Weird aspect of this all. Wagner tweeted after learning of the news, “I played there for 10 years & I didn’t even hear it from them that I wasn’t going back.
At a March news conference, Schneider admitted responsibility for the misunderstanding, telling reporters that while Wagner’s position as the former Seattle star’s agent made things difficult, he wished he had handled the situation differently.

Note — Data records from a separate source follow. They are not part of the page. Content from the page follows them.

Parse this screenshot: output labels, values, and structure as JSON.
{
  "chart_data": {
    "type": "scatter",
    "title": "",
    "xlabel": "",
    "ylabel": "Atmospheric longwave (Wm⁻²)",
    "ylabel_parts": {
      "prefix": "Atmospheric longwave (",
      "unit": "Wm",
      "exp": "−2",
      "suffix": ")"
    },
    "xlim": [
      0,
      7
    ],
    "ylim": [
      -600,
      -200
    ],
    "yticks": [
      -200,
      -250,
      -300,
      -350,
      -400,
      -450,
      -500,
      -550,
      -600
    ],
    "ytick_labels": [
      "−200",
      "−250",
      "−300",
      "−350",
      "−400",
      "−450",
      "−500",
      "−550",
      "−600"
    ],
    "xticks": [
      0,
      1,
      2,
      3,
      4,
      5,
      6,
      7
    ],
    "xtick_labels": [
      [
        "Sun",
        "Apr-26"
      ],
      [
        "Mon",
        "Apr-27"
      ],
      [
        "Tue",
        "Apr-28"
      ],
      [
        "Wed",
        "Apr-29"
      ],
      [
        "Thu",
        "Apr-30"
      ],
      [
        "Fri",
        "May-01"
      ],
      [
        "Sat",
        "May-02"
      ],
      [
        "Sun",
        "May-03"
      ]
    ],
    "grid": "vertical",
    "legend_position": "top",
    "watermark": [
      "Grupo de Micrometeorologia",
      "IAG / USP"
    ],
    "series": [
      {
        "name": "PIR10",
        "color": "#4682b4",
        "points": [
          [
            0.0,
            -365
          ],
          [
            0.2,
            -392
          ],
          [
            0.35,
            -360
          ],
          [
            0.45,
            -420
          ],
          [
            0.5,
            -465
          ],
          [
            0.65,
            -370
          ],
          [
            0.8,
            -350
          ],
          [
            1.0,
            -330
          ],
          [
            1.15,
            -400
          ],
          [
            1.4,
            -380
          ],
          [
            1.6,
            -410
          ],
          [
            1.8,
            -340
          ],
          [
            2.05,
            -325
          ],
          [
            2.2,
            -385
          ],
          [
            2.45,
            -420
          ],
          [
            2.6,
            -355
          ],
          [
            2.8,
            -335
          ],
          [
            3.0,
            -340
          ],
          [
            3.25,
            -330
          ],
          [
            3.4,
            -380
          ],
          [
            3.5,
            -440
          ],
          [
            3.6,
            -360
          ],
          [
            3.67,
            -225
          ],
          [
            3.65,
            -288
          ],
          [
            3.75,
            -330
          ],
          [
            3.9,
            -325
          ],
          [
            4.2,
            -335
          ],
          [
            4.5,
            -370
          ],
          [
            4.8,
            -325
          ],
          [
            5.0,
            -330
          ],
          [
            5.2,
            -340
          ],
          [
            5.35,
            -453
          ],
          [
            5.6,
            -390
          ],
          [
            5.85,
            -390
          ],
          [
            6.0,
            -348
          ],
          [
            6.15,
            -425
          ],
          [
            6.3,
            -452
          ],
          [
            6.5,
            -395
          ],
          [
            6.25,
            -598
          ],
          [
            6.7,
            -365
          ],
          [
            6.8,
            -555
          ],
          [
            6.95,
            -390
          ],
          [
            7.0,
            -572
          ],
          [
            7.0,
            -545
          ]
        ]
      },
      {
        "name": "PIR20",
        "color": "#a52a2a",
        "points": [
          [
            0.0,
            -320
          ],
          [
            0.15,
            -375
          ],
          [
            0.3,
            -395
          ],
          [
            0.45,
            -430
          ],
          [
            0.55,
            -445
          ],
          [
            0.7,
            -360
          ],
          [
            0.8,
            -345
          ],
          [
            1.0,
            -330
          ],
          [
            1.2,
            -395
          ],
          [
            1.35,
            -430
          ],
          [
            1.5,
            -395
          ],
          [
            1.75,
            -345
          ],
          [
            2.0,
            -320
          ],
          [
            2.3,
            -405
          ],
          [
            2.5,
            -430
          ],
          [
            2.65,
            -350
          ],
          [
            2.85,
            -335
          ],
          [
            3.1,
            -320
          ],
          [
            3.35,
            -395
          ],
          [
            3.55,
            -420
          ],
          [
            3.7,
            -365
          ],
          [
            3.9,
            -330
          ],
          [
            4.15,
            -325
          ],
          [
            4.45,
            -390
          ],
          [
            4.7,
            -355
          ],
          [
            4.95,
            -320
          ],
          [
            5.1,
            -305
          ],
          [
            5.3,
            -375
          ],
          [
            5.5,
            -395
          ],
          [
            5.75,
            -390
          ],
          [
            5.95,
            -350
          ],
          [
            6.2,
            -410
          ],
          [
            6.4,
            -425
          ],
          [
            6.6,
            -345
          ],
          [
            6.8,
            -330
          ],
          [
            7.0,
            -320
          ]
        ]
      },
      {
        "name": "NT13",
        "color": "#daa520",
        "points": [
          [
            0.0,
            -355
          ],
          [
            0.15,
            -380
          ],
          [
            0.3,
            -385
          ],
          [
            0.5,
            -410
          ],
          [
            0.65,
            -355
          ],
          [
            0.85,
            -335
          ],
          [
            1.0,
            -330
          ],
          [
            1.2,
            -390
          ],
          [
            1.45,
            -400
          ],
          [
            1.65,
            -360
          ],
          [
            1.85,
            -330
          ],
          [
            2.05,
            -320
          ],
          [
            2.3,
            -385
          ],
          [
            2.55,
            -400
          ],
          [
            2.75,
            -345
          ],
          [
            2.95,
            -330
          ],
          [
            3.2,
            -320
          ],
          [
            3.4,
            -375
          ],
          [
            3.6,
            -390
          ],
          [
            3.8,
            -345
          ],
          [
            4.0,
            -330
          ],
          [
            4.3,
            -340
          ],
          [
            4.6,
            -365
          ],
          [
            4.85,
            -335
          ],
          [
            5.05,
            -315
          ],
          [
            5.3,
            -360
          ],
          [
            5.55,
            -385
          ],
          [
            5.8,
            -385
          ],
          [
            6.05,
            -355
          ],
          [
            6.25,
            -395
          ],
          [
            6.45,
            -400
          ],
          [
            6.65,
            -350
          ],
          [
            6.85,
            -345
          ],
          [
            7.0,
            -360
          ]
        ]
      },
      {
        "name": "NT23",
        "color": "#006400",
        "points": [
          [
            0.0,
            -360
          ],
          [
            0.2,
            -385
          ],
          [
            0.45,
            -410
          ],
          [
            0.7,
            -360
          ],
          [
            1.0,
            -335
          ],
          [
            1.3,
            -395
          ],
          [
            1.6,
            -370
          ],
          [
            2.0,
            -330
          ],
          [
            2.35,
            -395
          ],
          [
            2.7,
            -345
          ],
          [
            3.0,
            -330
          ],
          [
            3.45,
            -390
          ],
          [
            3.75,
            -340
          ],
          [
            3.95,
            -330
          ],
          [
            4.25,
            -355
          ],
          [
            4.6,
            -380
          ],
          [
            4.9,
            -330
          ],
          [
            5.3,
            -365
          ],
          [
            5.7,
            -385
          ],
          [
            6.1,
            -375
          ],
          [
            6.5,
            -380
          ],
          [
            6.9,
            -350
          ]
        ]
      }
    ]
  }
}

In the past, I could have argued against bringing Wagner back. This is a squad that should be becoming younger and more competitive, not because of Wagner himself, who was as reliable a performer and leader as you’ll see. a group that should refrain from splurging on temporary solutions. A group that was focused on entering a new era in 2022 may do it again in 2023.
That is, until a sizable gap in the defense’s midsection appeared.
Jordyn Brooks, an inside linebacker, had surgery in January after undergoing surgery last season for an ACL tear. Cody Barton, a fellow inside linebacker, struggled and will soon be an unrestricted free agent. Seattle will need to acquire a linebacker this summer, regardless of Wagner’s situation. Linebacker depth problems may be temporarily addressed by signing a free agent if the defensive line receives draught priority.
If only Bobby Wagner was able to sign a veteran’s minimum contract. Wagner has a heckuva talent, but sadly the NFL’s labour regulations aren’t set by caricature railroad tycoons. As a result, paying for skill costs money. He was a revered team leader and regularly had a positive effect on the locker room, which is worth highlighting once again. It would be a difficult task for Seattle’s capologist to negotiate agreements to re-sign quarterback Geno Smith, bring back Wagner, and court a top-tier free agent defensive lineman like Javon Hargrave, even with top-10 cap room.
The addition of Wagner would be the icing on top of a much better defence, but Seattle may not be up for such an emotional reunion. Wagner’s supporters could be forced to support him elsewhere while still yearning for his return.
While Quandre Diggs, a safety in the Pro Bowl, has already fired the first shot, it won’t stop others from attempting.